Les deux fées guidèrent ainsi Lisa au milieu de la forêt. Elles lui montrèrent quelques arbres et rochers aux formes caractéristiques qu’elle devait contourner dans une direction précise afin de pouvoir rejoindre le lac. Elle en reconnut certains que Pierrot lui avaient préalablement décrits, mais que, dans sa panique, elle n’avait pas réussi à retrouver. Au bout d’une dizaine de minutes, la princesse et ses gracieuses compagnes étaient arrivées au bord du lac.
«Merci beaucoup, mesdemoiselles, s’exclama Lisa. Sans vous, je suis certaine que je me serais complètement perdue.
- Tout le plaisir est pour nous, princesse, repliqua Phoebé.
- Je craindrais d’abuser, mais consentiriez vous à ce que nous effectuions ensemble le chemin d’ici jusqu’à la route qui mène au château, afin que je puisse m’en souvenir pour une prochaine évasion?
- Mais bien sûr, madame Lisa. »
Ainsi, la princesse, guidée par ses accompagnatrices, reprit le parcours qu’elle avaient suivi, mais dans la direction opposée, avant de rebrousser à nouveau chemin. A présent qu’elle savait comment s’y repérer, le chemin lui parut beaucoup plus simple. Lisa et les fées longèrent ensuite ensemble la rive du lac de brume. Lorsque celle-ci finit par se dégager, la princesse reconnut le sentier qui la conduisait vers son royaume.
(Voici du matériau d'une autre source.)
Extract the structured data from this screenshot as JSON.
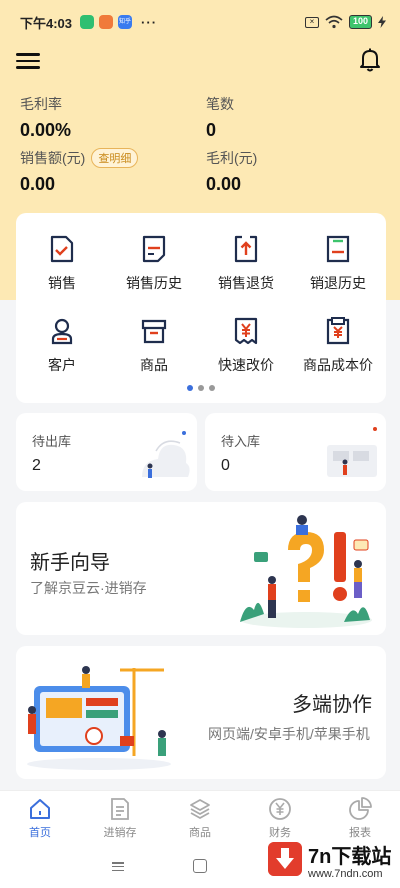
{
  "status_bar": {
    "time": "下午4:03",
    "more": "···",
    "battery": "100",
    "app_icon_colors": [
      "#2fbf71",
      "#f07a3a",
      "#3a7bef"
    ],
    "app_icon_label": "知乎"
  },
  "stats": {
    "gross_margin_rate": {
      "label": "毛利率",
      "value": "0.00%"
    },
    "count": {
      "label": "笔数",
      "value": "0"
    },
    "sales_amount": {
      "label": "销售额(元)",
      "value": "0.00",
      "tag": "查明细"
    },
    "gross_profit": {
      "label": "毛利(元)",
      "value": "0.00"
    }
  },
  "functions": [
    {
      "label": "销售",
      "icon": "sales-doc-icon"
    },
    {
      "label": "销售历史",
      "icon": "sales-history-icon"
    },
    {
      "label": "销售退货",
      "icon": "sales-return-icon"
    },
    {
      "label": "销退历史",
      "icon": "return-history-icon"
    },
    {
      "label": "客户",
      "icon": "customer-icon"
    },
    {
      "label": "商品",
      "icon": "product-box-icon"
    },
    {
      "label": "快速改价",
      "icon": "quick-price-icon"
    },
    {
      "label": "商品成本价",
      "icon": "cost-price-icon"
    }
  ],
  "pager": {
    "total": 3,
    "active_index": 0
  },
  "stock": {
    "outbound": {
      "label": "待出库",
      "value": "2"
    },
    "inbound": {
      "label": "待入库",
      "value": "0"
    }
  },
  "guide_banner": {
    "title": "新手向导",
    "subtitle": "了解京豆云·进销存"
  },
  "multi_banner": {
    "title": "多端协作",
    "subtitle": "网页端/安卓手机/苹果手机"
  },
  "tabs": [
    {
      "label": "首页",
      "icon": "home-icon",
      "active": true
    },
    {
      "label": "进销存",
      "icon": "inventory-icon",
      "active": false
    },
    {
      "label": "商品",
      "icon": "goods-layers-icon",
      "active": false
    },
    {
      "label": "财务",
      "icon": "finance-yen-icon",
      "active": false
    },
    {
      "label": "报表",
      "icon": "report-pie-icon",
      "active": false
    }
  ],
  "watermark": {
    "title": "7n下载站",
    "url": "www.7ndn.com"
  },
  "colors": {
    "accent": "#3b6fdc",
    "header_bg": "#fde9b4",
    "icon_red": "#e0401d",
    "icon_dark": "#1f2d4d"
  }
}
« Mesdemoiselles, je vous suis profondément reconnaissante pour votre aide. Mais à présent je connais la route pour rentrer chez moi, aussi je ne tiens pas à vous déranger plus longtemps. D’autant que je crains de vous avoir bien trop éloignées du château, car cela doit représenter une grande distance pour vous.
- Madame Lisa, nous apprécions beaucoup votre sollicitude, mais ne vous inquiétez pas pour nous. Nous avons convenu avec Zogshu afin qu’il vienne nous chercher au bord du lac afin de nous ramener au château. Au vu de la position du soleil, il doit arriver dans une demi-heure. Il nous suffira simplement de rejoindre le point où nous nous sommes donnés rendez vous. »
Lisa sourit en découvrant que même le dragon avait pris une modeste part dans l’évasion de sa princesse captive. Après avoir pris congé des fées, elle conduisit Anna sur le sentier qui menait vers son royaume. Un quart d’heure plus tard, la princesse quitta la forêt. Elle suivit ensuite les routes qui menaient vers la résidence royale. La jeune femme arriva chez elle au moment où le soleil se couchait.